Mahkemece, davacılar murisi asli, davalı tali kusurlu olarak değerlendirilmiş olup, davacılar murisinin 2918 sayılı KTK 68/c maddesi ve Karayolları Trafik Yönetmeliği 138/b-3 ve d maddelerine aykırı davrandığı, davalının 2918 sayılı KTK 47/c,47/d,51,52/b ve Karayolları Trafik Yönetmeliği 145/e bendine aykırı davranışları sebebi ile kazanın meydana geldiği yolundaki tespit göz önüne alındığında, müteveffanın asli kusurlu olarak değerlendirilmesinde isabetsizlik bulunmamaktadır. Taraf vekillerinin bu yoldaki istinaf sebepleri ayrı ayrı yerinde değildir.
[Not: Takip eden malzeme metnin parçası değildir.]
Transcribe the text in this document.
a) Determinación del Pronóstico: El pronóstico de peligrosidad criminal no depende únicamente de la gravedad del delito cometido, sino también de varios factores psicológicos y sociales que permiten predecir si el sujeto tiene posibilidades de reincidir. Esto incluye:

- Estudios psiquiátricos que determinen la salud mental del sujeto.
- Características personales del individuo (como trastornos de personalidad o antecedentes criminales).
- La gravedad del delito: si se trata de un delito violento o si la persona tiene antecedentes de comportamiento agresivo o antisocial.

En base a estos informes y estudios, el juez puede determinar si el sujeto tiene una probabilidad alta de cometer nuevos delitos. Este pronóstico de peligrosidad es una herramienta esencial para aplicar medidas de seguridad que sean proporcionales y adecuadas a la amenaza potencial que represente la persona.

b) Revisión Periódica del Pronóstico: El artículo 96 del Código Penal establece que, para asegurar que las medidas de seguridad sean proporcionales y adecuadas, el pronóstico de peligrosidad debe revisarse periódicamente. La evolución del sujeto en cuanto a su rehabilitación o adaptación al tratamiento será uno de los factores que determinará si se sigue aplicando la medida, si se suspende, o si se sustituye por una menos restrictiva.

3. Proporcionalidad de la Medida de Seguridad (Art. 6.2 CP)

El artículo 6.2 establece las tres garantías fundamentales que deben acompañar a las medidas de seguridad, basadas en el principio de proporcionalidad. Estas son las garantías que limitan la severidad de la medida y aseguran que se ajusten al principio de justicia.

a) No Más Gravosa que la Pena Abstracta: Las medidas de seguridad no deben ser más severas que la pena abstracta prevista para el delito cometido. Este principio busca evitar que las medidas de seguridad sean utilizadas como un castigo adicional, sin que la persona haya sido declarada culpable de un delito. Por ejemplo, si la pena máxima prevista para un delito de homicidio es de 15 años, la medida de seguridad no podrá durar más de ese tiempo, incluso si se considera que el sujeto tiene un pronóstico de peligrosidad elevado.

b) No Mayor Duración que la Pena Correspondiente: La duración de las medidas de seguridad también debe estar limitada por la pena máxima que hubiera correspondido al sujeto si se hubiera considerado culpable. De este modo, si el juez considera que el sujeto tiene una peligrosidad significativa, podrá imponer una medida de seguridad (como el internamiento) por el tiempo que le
6098 sayılı TBK 56/2 maddesi gereği, haksız fiil sebebiyle bedensel zarar ya da ölüm halinde, zarar gören veya ölenin yakınları da manevi tazminat olarak uygun bir miktar paranın ödenmesini isteyebilir. Manevi tazminat, kişilik hakları saldırıya uğrayan tarafın manevi dengesindeki bozulmanın giderilmesi için yasanın öngördüğü bir telafi şeklidir. Meydana gelen kazada kusur durumu, tarafların sosyal ve ekonomik durumu, kaza tarihinde paranın alım gücü göz önüne alındığında, olay sebebiyle eşini kaybeden davacı Sabiha ve babalarını kaybeden diğer davacılar Cemal ve Serra lehine hükmedilen manevi tazminat miktarında isabetsizlik yoktur. Davacılar vekilinin ve davalı Süleyman vekilinin bu yoldaki istinaf sebebi yerinde değildir.
Davacılar arasında ihtiyari dava arkadaşlığı bulunup, kabul edilen ve reddedilen tutarlar bakımından ayrı ayrı vekalet ücretine hükmedilmesi gerekirken tek vekalet ücretine hükmedilmesi isabetsiz olmuştur.Davacılar vekilinin bu yoldaki istinaf sebebi yerindedir.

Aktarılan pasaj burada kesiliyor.